Türkiye'nin Gıda Gücü: 130 Milyon Kişiyi Besleyebilir Miyiz?
İzmir Ege Haberleri

Türkiye'nin Gıda Gücü: 130 Milyon Kişiyi Besleyebilir Miyiz?


31 May 20255 dk okuma6 görüntülenmeSon güncelleme: 10 June 2025

Tarımsal üretimde yeni yöntemlerin yaygınlaşmasıyla birlikte gıda yurttaşlığı kavramı daha da önem kazanıyor. TMMOB Gıda Mühendisleri Odası Yönetim Kurulu Üyesi Uğur Toprak, gıdanın sadece bir ihtiyaç değil, aynı zamanda politik bir arena olduğunu vurgulayarak, yurttaşların gıdaya erişiminin yanı sıra, bu gıdanın güvencesinin de sağlanması gerektiğini belirtiyor.

Gıda Egemenliği ve Yurttaşlık Bilinci

Gıda egemenliği kavramının, gıda güvenliği ve güvencesini de içerdiğini ifade eden Toprak, sağlıklı, dengeli ve yeterli gıdaya ulaşabilmenin önemine dikkat çekiyor. Gıda egemenliği, sadece ülkenin kendi kendine yetmesi değil, aynı zamanda çiftçiden üreticiye kadar herkesin bu sürecin içinde yer almasını gerektiriyor. Toprak, gıda yurttaşlığının, gıda egemenliğinin en önemli unsurlarından biri olduğunu vurguluyor.
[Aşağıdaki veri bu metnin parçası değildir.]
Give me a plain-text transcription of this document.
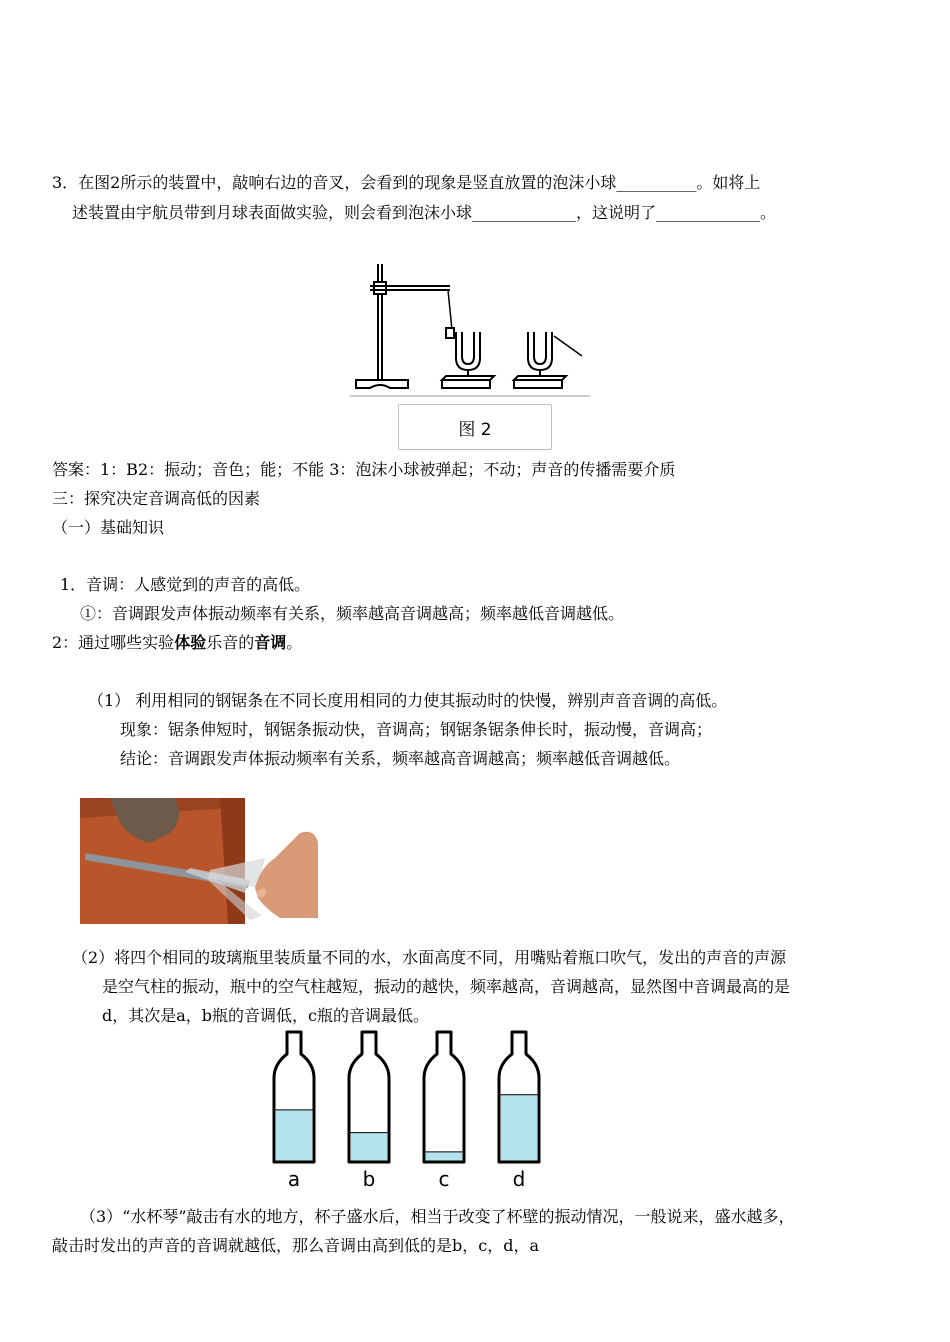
3．在图2所示的装置中，敲响右边的音叉，会看到的现象是竖直放置的泡沫小球__________。如将上
述装置由宇航员带到月球表面做实验，则会看到泡沫小球_____________，这说明了_____________。
图 2
答案：1：B2：振动；音色；能；不能 3：泡沫小球被弹起；不动；声音的传播需要介质
三：探究决定音调高低的因素
（一）基础知识
1．音调：人感觉到的声音的高低。
①：音调跟发声体振动频率有关系，频率越高音调越高；频率越低音调越低。
2：通过哪些实验体验乐音的音调。
（1） 利用相同的钢锯条在不同长度用相同的力使其振动时的快慢，辨别声音音调的高低。
现象：锯条伸短时，钢锯条振动快，音调高；钢锯条锯条伸长时，振动慢，音调高；
结论：音调跟发声体振动频率有关系，频率越高音调越高；频率越低音调越低。
（2）将四个相同的玻璃瓶里装质量不同的水，水面高度不同，用嘴贴着瓶口吹气，发出的声音的声源
是空气柱的振动，瓶中的空气柱越短，振动的越快，频率越高，音调越高，显然图中音调最高的是
d，其次是a，b瓶的音调低，c瓶的音调最低。
a	b	c	d
（3）“水杯琴”敲击有水的地方，杯子盛水后，相当于改变了杯壁的振动情况，一般说来，盛水越多，
敲击时发出的声音的音调就越低，那么音调由高到低的是b，c，d，a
Gıda yurttaşlığına felsefi ve sosyo-politik bir bakış açısıyla yaklaşmak gerektiğini belirten Toprak, "Gıda sadece karın doyurmak için değil, aynı zamanda anılarımızı, sorunlarımızı paylaşmak için bir araya geldiğimiz sofraların da temelidir. Bu nedenle, önümüze gelen bir tabak yemek, sadece bir besin maddesi değil, aynı zamanda bir politik mesajdır." diyor.

  • Tarladaki çiftçinin emeğinin karşılığını alıp alamadığı,
  • Fabrikadaki işçinin alın terinin değerini bulup bulmadığı,
  • Tüketicinin sağlıklı ve güvenilir gıdaya erişip erişemediği,

gıda yurttaşlığı bilincinin temelini oluşturuyor.

Gıda Güvenliği ve Denetimlerin Önemi

Gıda güvenliğinin sadece bireysel çabalarla sağlanamayacağını belirten Toprak, gıda zehirlenmelerinin de politik bir boyutunun olduğunu söylüyor. Gıda denetimlerinin yetersizliğine dikkat çeken Toprak, gıda mühendisleri ve kontrol görevlilerinin sayısının artırılmasının şart olduğunu vurguluyor. İşletmelerin yılda en az 3 defa denetlenmesi gerektiğini, ancak mevcut durumda bu oranın çok daha düşük olduğunu ifade ediyor.

Son yıllarda gıda fiyatlarındaki artışa da değinen Toprak, bu durumun özellikle anne adayları ve çocukların beslenmesinde ciddi sorunlara yol açtığını belirtiyor. Dünyadaki adaletsizliğin gıda ve su dağılımında da kendini gösterdiğini, aslında dünyada ve Türkiye'de herkese yetecek kadar gıda üretildiğini, ancak sorunun adaletli bir şekilde paylaşılmaması olduğunu dile getiriyor.

Türkiye'nin Potansiyeli ve Yapılması Gerekenler

Devlet Planlama Teşkilatı'nın kapatılmasının plansız bir üretime yol açtığını savunan Toprak, Türkiye'nin aslında 130 milyon kişiyi doyurabilecek kapasiteye sahip olduğunu belirtiyor. Ancak toprakların, su havzalarının ve derelerin farklı amaçlarla kullanılması, tarım arazilerinin kaybedilmesi gibi sorunlar nedeniyle bu potansiyelin tam olarak kullanılamadığını ifade ediyor. Planlı bir üretim yapılması, tarım arazilerinin korunması ve gıda güvenliğine öncelik verilmesi gerektiğini vurguluyor.

Türkiye'nin gıda alanındaki potansiyelini tam olarak kullanabilmesi için, gıda yurttaşlığı bilincinin artırılması, gıda güvenliği denetimlerinin sıklaştırılması, tarım arazilerinin korunması ve planlı bir üretim yapılması gerekmektedir. Aksi takdirde, gıda güvencesi ve egemenliği tehlikeye girebilir.